When you use the sso path, the profile is already taken into consideration.
else if (item == "sso") {
if (profile.empty()) {
AddProvider(std::make_shared<Aws::Auth::SSOCredentialsProvider>());
} else {
AddProvider(std::make_shared<Aws::Auth::SSOCredentialsProvider>(profile));
}
https://github.com/duckdb/duckdb-aws/blob/035c589a846b448d5c9cf3523ebfe439053a4406/src/aws_secret.cpp#L85C6-L90C6
In the default chain the AWS SDK does not allow to pass in a profile - that could be a feature request to the AWS c++ sdk?
I opened https://github.com/aws/aws-sdk-cpp/issues/3395 - might be a possibility to pass the profile into the Default Chain if implemented.
You're right, if you specify CHAIN 'sso' then the provided profile is used:
CREATE SECRET secret2 ( TYPE s3, PROVIDER credential_chain, CHAIN 'sso', PROFILE 'myprofile', REGION 'af-south-1', ENDPOINT 's3.my-region.amazonaws.com' );
select * from read_parquet('...');
It also works if you set AWS_PROFILE before launching duckdb
CREATE SECRET secret2 ( TYPE s3, PROVIDER credential_chain, CHAIN 'sso', REGION 'af-south-1', ENDPOINT 's3.af-south-1.amazonaws.com' );
select * from read_parquet('...');
Somehow I missed these combinations of options, it could be because I had that problem with the '#' character in the sso_start_url
Still have this issue in duckdb 1.3.2.
See my last comments or show us the config you are using
I opened aws/aws-sdk-cpp#3395 - might be a possibility to pass the profile into the Default Chain if implemented.
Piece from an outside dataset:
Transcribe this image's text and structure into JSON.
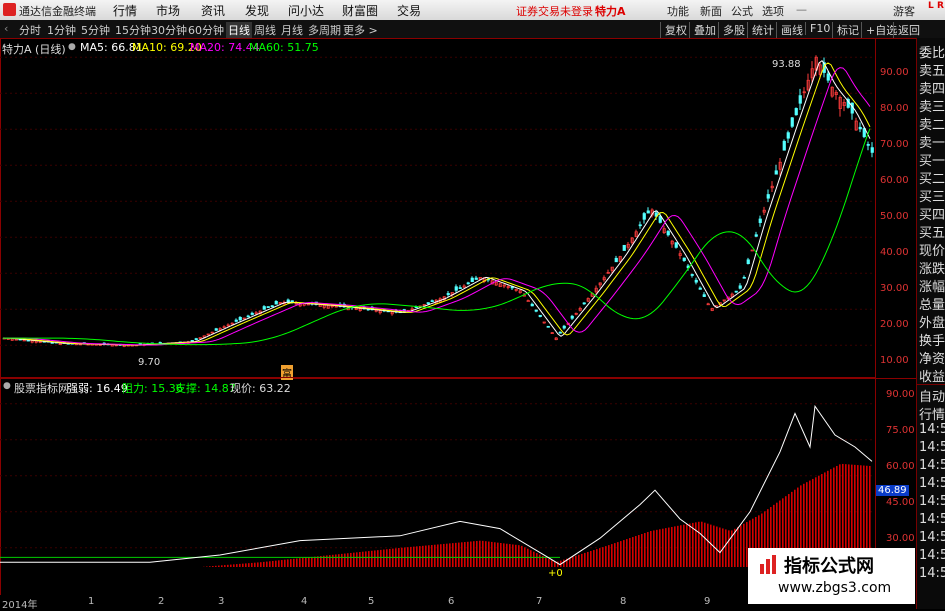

Seems this has been added to the aws-sdk-cpp - might be able to do a PR here soon.
Still have this issue in duckdb 1.3.2.
See my last comments or show us the config you are using
I misunderstood, I thought your comment was a workaround. I don't have any issues with the configuration you've described.
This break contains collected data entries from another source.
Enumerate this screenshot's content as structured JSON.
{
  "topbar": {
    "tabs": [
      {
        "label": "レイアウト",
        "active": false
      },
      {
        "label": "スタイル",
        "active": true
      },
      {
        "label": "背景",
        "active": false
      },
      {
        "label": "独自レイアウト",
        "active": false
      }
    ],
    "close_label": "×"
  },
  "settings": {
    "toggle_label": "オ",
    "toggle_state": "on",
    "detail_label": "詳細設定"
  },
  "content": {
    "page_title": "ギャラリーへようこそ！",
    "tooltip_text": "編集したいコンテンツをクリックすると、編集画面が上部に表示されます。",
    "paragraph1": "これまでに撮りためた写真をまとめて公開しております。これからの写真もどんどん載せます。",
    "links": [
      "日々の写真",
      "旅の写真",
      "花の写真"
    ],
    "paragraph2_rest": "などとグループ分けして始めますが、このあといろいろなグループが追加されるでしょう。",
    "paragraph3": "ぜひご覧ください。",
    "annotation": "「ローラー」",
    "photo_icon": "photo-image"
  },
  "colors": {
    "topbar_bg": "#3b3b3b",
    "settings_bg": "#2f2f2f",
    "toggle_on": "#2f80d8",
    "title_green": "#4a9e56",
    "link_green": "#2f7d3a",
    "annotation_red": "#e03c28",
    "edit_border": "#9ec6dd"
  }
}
So your problem is solved, or there is another config you're trying to use which fails?
Seems like https://github.com/duckdb/duckdb-aws/issues/62#issuecomment-2839235394 is a workaround/fix?
@nicornk Happy to keep your PR open so we can include it in the v1.5 release.
Is anyone else still experiencing issues? Or can I close this?